Management Blog and case study


Social Networks: Commercial Lever or Management Setback?

May 9th 2009

Social Networks

Obviously, it is a hot topic that firstly imposes a proposal for a definition. I will adopt the definition of "Social Network" as proposed by Wikipedia. It strikes me as fair and well documented.

This definition puts me first in front of two fascinating facts. The first is that the term "Social Network" was introduced in 1954 by John A. Barnes. The second is that the analysis of social networks would find its theoretical foundations, among others, in scientific publications dated as far back as 1741.

So are we really talking about a hot topic or a new, emerging phenomenon?

As with many realities that sometimes appear to be entirely new and innovative, the novelty effect is frequently the simple result of an amplification linked to the emergence of a tool supporting, automating, nourishing a reality that has existed for a very long time.

The old evolutionary "Tool - Knowledge" waltz of the human being gives rise to the consecration of "new" realities and the disappearance of others. A phenomenon of natural selection from which knowledge emerges and engulfs our realities—the best suffocating the least efficient.

So what is it that makes a reality suddenly prevail? When it becomes more valuable than another, of course, but as the notion of utility is subjective, that it depends on the need to be filled and on the facility (the tool) with which we can supply it, here we are now better installed to assess the actual relevance of social networks in business management.

Do social networks represent a real commercial lever for the company or not? In my opinion, absolutely. But under some, if I may, "old" terms and conditions.

To insist, there is nothing new in social networks except that they are now more easily visible, identifiable, and exploitable thanks to the web, the ultimate tool of the new man! At least, until he finds a new, better tool.

In prehistoric times for the youngest of us, did owning more business cards than your coworker automatically make you sell more? I do not believe it.

Oops ... I can hear the next generation shouting names at me: "Listen carefully, Dan, you haven't understood anything about social media. It's always the quality of your circle of contacts that counts, not the quantity." An argument I can only submit to. So that the concept of "Six degrees of separation" is really useful and a concrete lever, the circle of contacts must be of quality. At the same time, quantity can play an interesting role as a natural catalyst, but that might be the subject of another post.

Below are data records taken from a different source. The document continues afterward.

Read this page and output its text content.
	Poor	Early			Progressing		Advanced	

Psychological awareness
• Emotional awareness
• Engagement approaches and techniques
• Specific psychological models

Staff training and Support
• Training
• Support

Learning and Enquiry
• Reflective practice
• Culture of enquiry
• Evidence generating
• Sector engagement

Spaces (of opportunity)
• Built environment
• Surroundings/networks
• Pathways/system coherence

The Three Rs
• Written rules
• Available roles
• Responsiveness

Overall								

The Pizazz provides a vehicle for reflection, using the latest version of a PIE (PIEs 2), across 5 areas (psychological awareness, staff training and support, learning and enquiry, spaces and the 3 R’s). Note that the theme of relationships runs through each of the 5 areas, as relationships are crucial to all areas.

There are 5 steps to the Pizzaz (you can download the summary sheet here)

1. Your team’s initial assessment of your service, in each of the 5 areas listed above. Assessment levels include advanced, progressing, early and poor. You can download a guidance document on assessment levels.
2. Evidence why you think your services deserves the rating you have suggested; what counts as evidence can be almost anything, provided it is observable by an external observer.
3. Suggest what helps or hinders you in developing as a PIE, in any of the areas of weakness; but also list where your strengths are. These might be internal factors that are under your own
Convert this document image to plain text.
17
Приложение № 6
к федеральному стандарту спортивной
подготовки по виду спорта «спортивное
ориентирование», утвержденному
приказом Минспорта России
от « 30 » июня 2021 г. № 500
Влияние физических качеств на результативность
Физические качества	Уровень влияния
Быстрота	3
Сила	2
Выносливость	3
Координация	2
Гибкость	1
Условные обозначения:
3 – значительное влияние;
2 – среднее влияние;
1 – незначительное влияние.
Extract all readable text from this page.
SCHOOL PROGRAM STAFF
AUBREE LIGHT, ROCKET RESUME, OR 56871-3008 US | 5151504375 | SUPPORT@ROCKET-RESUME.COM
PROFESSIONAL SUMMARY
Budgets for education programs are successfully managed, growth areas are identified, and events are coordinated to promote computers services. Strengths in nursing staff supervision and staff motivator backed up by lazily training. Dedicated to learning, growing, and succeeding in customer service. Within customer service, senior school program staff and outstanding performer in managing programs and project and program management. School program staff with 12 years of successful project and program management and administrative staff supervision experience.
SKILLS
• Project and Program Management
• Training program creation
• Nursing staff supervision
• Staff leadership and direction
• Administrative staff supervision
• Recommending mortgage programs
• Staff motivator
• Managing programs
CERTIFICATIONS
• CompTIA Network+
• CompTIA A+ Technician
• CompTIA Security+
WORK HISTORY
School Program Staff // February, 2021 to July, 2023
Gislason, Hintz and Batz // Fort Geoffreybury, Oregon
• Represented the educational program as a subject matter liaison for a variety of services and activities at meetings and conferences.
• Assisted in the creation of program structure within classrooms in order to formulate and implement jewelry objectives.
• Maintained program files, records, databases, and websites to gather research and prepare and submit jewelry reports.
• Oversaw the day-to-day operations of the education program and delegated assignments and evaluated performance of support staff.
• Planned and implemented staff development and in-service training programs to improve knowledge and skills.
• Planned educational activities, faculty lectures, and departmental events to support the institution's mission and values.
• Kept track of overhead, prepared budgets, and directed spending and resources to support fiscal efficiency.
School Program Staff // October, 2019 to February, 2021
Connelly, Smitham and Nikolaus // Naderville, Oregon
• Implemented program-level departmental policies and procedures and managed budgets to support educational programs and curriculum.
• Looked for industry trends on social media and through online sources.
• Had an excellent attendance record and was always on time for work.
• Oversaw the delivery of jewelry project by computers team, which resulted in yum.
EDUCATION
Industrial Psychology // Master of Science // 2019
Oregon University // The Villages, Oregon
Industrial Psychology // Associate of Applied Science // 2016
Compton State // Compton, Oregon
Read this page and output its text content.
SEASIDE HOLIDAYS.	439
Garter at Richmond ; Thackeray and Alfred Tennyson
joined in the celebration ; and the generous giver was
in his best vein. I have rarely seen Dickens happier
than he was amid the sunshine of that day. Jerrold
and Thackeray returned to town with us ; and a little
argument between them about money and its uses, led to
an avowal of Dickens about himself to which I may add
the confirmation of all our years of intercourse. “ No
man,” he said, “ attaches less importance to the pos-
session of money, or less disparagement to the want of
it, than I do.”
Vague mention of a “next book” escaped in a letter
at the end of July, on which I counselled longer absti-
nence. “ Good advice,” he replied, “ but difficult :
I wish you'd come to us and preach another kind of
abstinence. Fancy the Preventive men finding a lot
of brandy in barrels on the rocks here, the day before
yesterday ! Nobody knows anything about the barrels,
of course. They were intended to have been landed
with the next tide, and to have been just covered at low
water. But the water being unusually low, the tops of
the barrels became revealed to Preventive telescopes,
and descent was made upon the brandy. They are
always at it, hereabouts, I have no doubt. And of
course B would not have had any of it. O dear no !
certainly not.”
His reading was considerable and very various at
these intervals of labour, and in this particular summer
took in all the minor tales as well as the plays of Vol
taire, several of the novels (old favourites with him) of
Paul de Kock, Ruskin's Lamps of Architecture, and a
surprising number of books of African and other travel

However, here is my downside and my suggestion for additional nuance.

Firstly, the notion of "quality" here calls not only to the credibility of your contact concerning your objective but, above all, to the quality of your human relationship with it in terms of the level of mutual trust included in your relationship. Is it ready to support you vigorously in a strategic situation?

Otherwise, knowing many people who are very likeable to you makes you a certainly entertaining individual, but not necessarily impactful and distinctive. In business, staying on the sympathy stage is likely to get you stuck on the first degree. At this distance, you don’t need your social network on the web. An email and even a phone call can be very effective.

Second, with the current fusion and explosion of contact networks that are growing at an exponential rate, tell yourself that launching your social network on the web requires de facto that you constantly manage it subsequently in terms of its composition and animation if you want to maintain your virtual relationships at a constant level of efficiency.

If you can introduce this new activity into your daily workload, the commercial leverage of social networks could greatly surprise you, that is to say, concretely increase your sales by giving you the tool to automate and accelerate a pre-existing, healthy, and efficient networking approach without neglecting the essential marketing leverage of greater visibility if your target customers visit the web regularly.

I believe it is entirely relevant here to refer to my previous post: Don't Confuse Tool and Solution, because we are faced with a situation where it is necessary to sharpen one's critical sense on the potential contribution of this technological lever, hoping to minimize disappointments.

If the effort seems impossible to reconcile with your current schedule, my suggestion would be to steer clear of it or take it one step at a time.

Suppose you abandon yourself to virtual networks without any shame. In that case, you may wonder why someone suddenly informs you that he is currently on route 20 in the direction of Montreal, that he went to see the comedian Martin Matte last night, that he thinks Carbonneau should come back as coach of the Montreal Canadiens, or that he thinks of redecorating his bathroom.

In which case, unless you are an anthropologist rather than a manager, your new virtual friends will then consume a significant portion of your precious time, time that would probably be more useful elsewhere for your business.